An adjunct professor in Creative Writing at Dartmouth College, Ms. Harrison has won
fellowships to the MacDowell Colony, the Vermont Studio Center, and was Poetry
Alternate for the Fine Arts Work Center in Provincetown. Her work has been
nominated for a Pushcart Prize three times. Ms. Harrison collaborated with her
husband, geriatrician Dr. Dennis McCullough, in the writing of My Mother, Your
Mother: Embracing Slow Medicine, the Compassionate Approach to Caring for Your
Aging Loved Ones (Harper Collins 2008). In 2015, Ms. Harrison was selected as
one of ten Vermont poets to deliver a craft lecture to the public for the SUNDOG Poetry
Craft Lecture Series on VTPBS. Ms. Harrison makes her home in Norwich, VT.
April 15th
Geoff Hewitt
Geof Hewitt grew up in New Jersey and, after earning his M.F.A. and then teaching for a year at the University of Hawaii, moved to Vermont in 1970, where he soon married Janet Lind. Their two, now-grown children and two teenaged grandsons, live close by, “which shows how lucky Janet and I are,” he says. Geof has published four collections of his own poetry, edited two others, and written three books on teaching writing, all available at better bookstores and libraries, and from the trunk of his car. He leads writing workshops and hosts poetry slams throughout New England. Please contact him at geofhewitt@gmail.com
April 26th
Tamra Higgins
Tamra J. Higgins holds an M.F.A. from the Stonecoast Writing Program, University of Southern Maine and an M.Ed. from Johnson State College. After teaching in Vermont public schools for 19 years, she founded Sundog Poetry Center, Inc., a nonprofit 501c3 organization that promotes poets and poetry throughout Vermont. Her work has been published in Prairie Schooner, Passagers, Modern Haiku, Avocet, The Aurorean, The Mountain Troubadour, Vermont Magazine, and other publications.
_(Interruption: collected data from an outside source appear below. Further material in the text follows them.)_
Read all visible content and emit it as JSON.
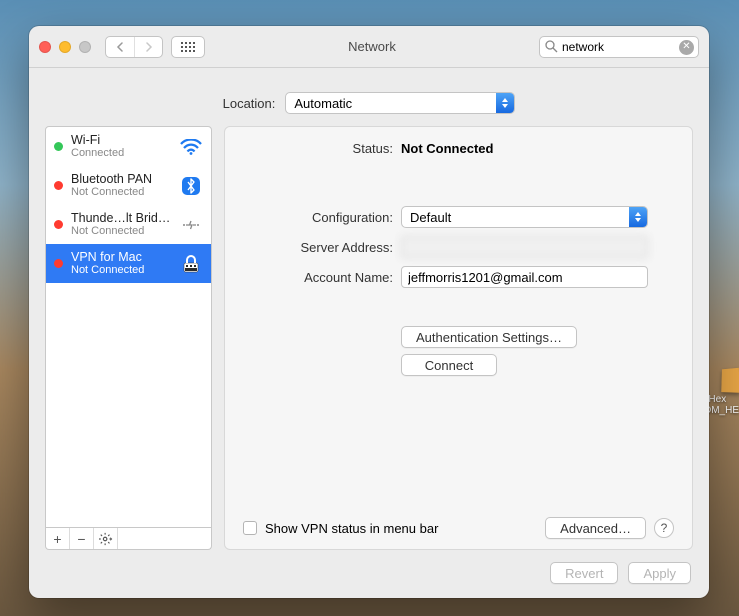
{
  "window": {
    "title": "Network"
  },
  "search": {
    "value": "network"
  },
  "location": {
    "label": "Location:",
    "value": "Automatic"
  },
  "services": [
    {
      "name": "Wi-Fi",
      "status": "Connected",
      "dot": "green",
      "icon": "wifi"
    },
    {
      "name": "Bluetooth PAN",
      "status": "Not Connected",
      "dot": "red",
      "icon": "bluetooth"
    },
    {
      "name": "Thunde…lt Bridge",
      "status": "Not Connected",
      "dot": "red",
      "icon": "thunderbolt"
    },
    {
      "name": "VPN for Mac",
      "status": "Not Connected",
      "dot": "red",
      "icon": "vpn",
      "selected": true
    }
  ],
  "detail": {
    "status_label": "Status:",
    "status_value": "Not Connected",
    "config_label": "Configuration:",
    "config_value": "Default",
    "server_label": "Server Address:",
    "server_value": "",
    "account_label": "Account Name:",
    "account_value": "jeffmorris1201@gmail.com",
    "auth_btn": "Authentication Settings…",
    "connect_btn": "Connect",
    "show_status_label": "Show VPN status in menu bar",
    "advanced_btn": "Advanced…"
  },
  "footer": {
    "revert": "Revert",
    "apply": "Apply"
  },
  "desktop": {
    "label1": "Hex",
    "label2": "MDM_HE"
  }
}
Higgins served as President of the Poetry Society of Vermont for three years. She is the author of Nothing Saved Us: Poems of the Korean War (2014) and the chapbook, Tenderbellied (2016), and is also co-editor of Tasteful Traditions: A Collection of Cambridge History, Memories, and Family Recipes. You can find her poetry, blog, photography, and hand-felted work at tamrajhiggins.com. She lives in Jeffersonville, Vermont.
April 30th
Chard deNiord
Chard deNiord is the Poet Laureate of Vermont and author of five books of poetry, including Interstate, (The University of Pittsburgh Press, 2015), The Double Truth (University of Pittsburgh Press, 2011), and Night Mowing (University of Pittsburgh Press, 2005). He teaches English and Creative Writing at Providence College, where he is a Professor of English. His book of essays and interviews with seven senior American poets (Galway Kinnell, Donald Hall. Maxine Kumin, Jack Gilbert, Ruth Stone, Lucille Clifton, Robert Bly) titled Sad Friends, Drowned Lovers, Stapled Songs, Conversations and Reflections on 20th Century American Poets was published by Marick Press in 2012.
His poems have appeared in The Kenyon Review, Ploughshares, The Antioch Review, the American Poetry Review, The American Scholar, New Ohio Review, The New Republic, and The New York Times. He is the co-founder and former program director of the New England College MFA Program in Poetry and a trustee of the Ruth Stone Trust. He lives in Westminster West, Vermont with his wife Liz.